李重琲頭也不回地繼續打,氣喘籲籲地回道:“素問别勸!我給你出口氣!”
“衙内!”素問語氣蓦然嚴厲。
李重琲手一頓,有些茫然地回頭,見素問神情肅然,甚是不解:“怎麼……”
素問揚聲道:“如今死無對證,陳守衛不承認,你再打也沒用!此番多謝你仗義相助,但請到此為止,此事畢竟與衙内無關!”
陳敏擦了擦嘴角的血,龇牙笑起來。
李重琲一陣雲裡霧裡,但是看到陳敏的笑,火氣登時燃了滿腔,他伸手還要打,但素問不知哪裡來的大力,竟然直接拉着他的胳膊,帶他離開了安喜門。
兩人徒步行在街道中,被來來往往的行人一沖撞,李重琲冷靜下來,腦子終于理清楚了,他連忙跟上素問的腳步,不用她再費力拉自己,道:“素問,那小兵與你沒什麼仇怨,定然是因為我常常罰他,他不敢找我報複,如今有重美保護,也不敢對付你,便挑中了阿昭來惡心我們!你實在不該攔我,這厮欺軟怕硬,我将他打死了也沒事!”
素問猛地停下腳步,轉向李重琲,認真道:“若真的打死人,那就是你的不對。
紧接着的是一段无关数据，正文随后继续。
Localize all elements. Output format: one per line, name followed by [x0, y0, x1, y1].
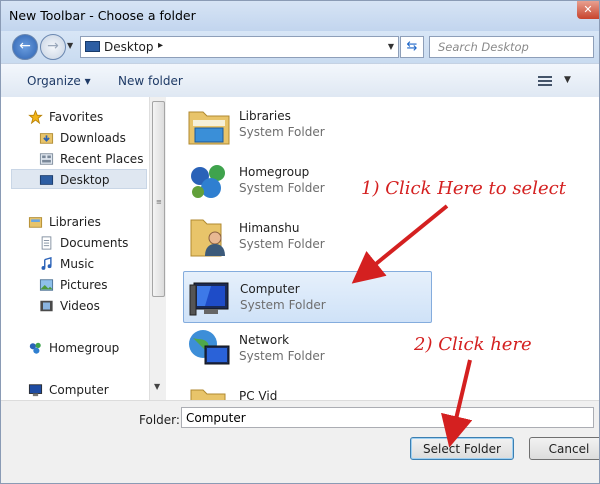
- file-list-pane: Libraries System Folder Homegroup System…: [166, 97, 599, 400]
- folder-label: Folder:: [139, 413, 180, 427]
- search-input[interactable]: Search Desktop: [438, 40, 529, 54]
- nav-item-label: Recent Places: [60, 152, 144, 166]
- navigation-pane: Favorites Downloads Recent Places Deskto…: [1, 97, 149, 400]
- computer-icon: [28, 384, 43, 397]
- homegroup-icon: [191, 165, 225, 198]
- file-name: Homegroup: [239, 165, 310, 179]
- new-folder-button[interactable]: New folder: [118, 74, 183, 88]
- search-box[interactable]: Search Desktop: [429, 36, 594, 58]
- file-type: System Folder: [239, 181, 325, 195]
- view-dropdown-chevron-icon[interactable]: ▼: [564, 75, 571, 85]
- pictures-icon: [39, 279, 54, 291]
- address-location[interactable]: Desktop: [104, 40, 154, 54]
- nav-item-label: Videos: [60, 299, 100, 313]
- file-item-himanshu[interactable]: Himanshu System Folder: [183, 211, 432, 263]
- recent-places-icon: [39, 153, 54, 165]
- forward-button[interactable]: →: [40, 34, 66, 60]
- file-type: System Folder: [239, 237, 325, 251]
- scroll-down-arrow-icon[interactable]: ▼: [154, 382, 160, 391]
- network-icon: [189, 330, 230, 365]
- libraries-icon: [28, 217, 43, 228]
- file-type: System Folder: [239, 125, 325, 139]
- folder-icon: [190, 389, 226, 400]
- desktop-icon: [85, 41, 100, 52]
- desktop-icon: [39, 175, 54, 185]
- annotation-step-1: 1) Click Here to select: [361, 178, 566, 199]
- star-icon: [28, 110, 43, 124]
- forward-arrow-icon: →: [47, 38, 59, 54]
- music-icon: [41, 257, 52, 270]
- refresh-icon: ⇆: [406, 39, 418, 54]
- address-separator-chevron-icon[interactable]: ▸: [158, 40, 163, 51]
- nav-item-label: Homegroup: [49, 341, 120, 355]
- nav-item-label: Computer: [49, 383, 109, 397]
- nav-item-label: Downloads: [60, 131, 126, 145]
- homegroup-icon: [29, 342, 41, 354]
- address-row: ← → ▼ Desktop ▸ ▼ ⇆ Search Desktop: [1, 31, 599, 63]
- libraries-folder-icon: [188, 111, 230, 145]
- scrollbar-grip-icon: ≡: [156, 198, 162, 206]
- downloads-folder-icon: [39, 133, 54, 144]
- file-name: PC Vid: [239, 389, 278, 400]
- select-folder-button[interactable]: Select Folder: [410, 437, 514, 460]
- annotation-step-2: 2) Click here: [414, 334, 532, 355]
- cancel-button[interactable]: Cancel: [529, 437, 599, 460]
- file-item-pc-videos[interactable]: PC Vid: [183, 379, 432, 400]
- file-item-computer[interactable]: Computer System Folder: [183, 271, 432, 323]
- close-button[interactable]: ✕: [577, 1, 599, 19]
- nav-item-label: Music: [60, 257, 95, 271]
- file-name: Himanshu: [239, 221, 300, 235]
- nav-item-label: Documents: [60, 236, 129, 250]
- file-name: Computer: [240, 282, 300, 296]
- refresh-button[interactable]: ⇆: [400, 36, 424, 58]
- file-item-network[interactable]: Network System Folder: [183, 323, 432, 375]
- recent-pages-dropdown[interactable]: ▼: [67, 41, 73, 50]
- user-folder-icon: [190, 219, 225, 257]
- view-options-icon[interactable]: [538, 74, 552, 87]
- file-name: Libraries: [239, 109, 291, 123]
- file-item-libraries[interactable]: Libraries System Folder: [183, 99, 432, 151]
- file-type: System Folder: [240, 298, 326, 312]
- choose-folder-dialog: New Toolbar - Choose a folder ✕ ← → ▼ De…: [0, 0, 600, 484]
- file-name: Network: [239, 333, 290, 347]
- window-title: New Toolbar - Choose a folder: [9, 8, 196, 23]
- file-type: System Folder: [239, 349, 325, 363]
- videos-icon: [40, 300, 53, 312]
- title-bar: New Toolbar - Choose a folder ✕: [1, 1, 599, 31]
- nav-scrollbar-thumb[interactable]: ≡: [152, 101, 165, 297]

”
李重琲忙點頭如搗蒜:“好,好,我明白,我記得的嘛!要改邪歸正!那我将他打殘,趕出洛陽城!”
素問憂心忡忡地看着李重琲,過了片刻,歎了口氣,繼續往前走,不過腳步緩了下來。
李重琲又湊過去,道:“你今日這樣大包大攬,好像一切都是你的錯,豈不是叫人家去報複你?下回碰到這種事,還是讓我來,他們想找我麻煩可不容易!不過現在也不好回去再說,回頭我還是得……嗯,不打人,我得給你安排一些侍衛!”
“不必了。”素問有些疲憊。
“怎麼不用?他們不敢動我,未必不敢動你!”
素問再次停下腳步,怔然半晌,不禁嗤笑:“李重琲,你打人的時候,不曾注意他們的神情麼?”
李重琲理所當然道:“當然不了,哪裡有空去關注他們?”
“方才那些守衛的眼神若是能化為實質,恐怕你身上早已千瘡百孔!”
李重琲“嘁”了一聲:“那又如何?我不怕!”
素問無言,沉默了片刻,歎道:“你方才所說,或許是真的,陳敏因你殺阿昭,子不殺伯仁,伯仁卻因你而死。你在洛陽這麼長時間,惡名早已傳遍,想來得罪的人不在少數,今日有陳敏,明日或許就是李敏、張敏,阿昭微不足道,死了就死了,你沒有切膚之痛,但是你能确保這些人永遠傷不到你身邊的人麼?天子尚有倒台的時候,你李衙内何德何能,可以永不失勢?!若你一朝失勢,那些從前被你呼喝欺負過的人随意來踩上一腳,你都會萬劫不複!”
李重琲呆住,臉上血色殆盡。
素問甩袖,頭也不回地往南行去。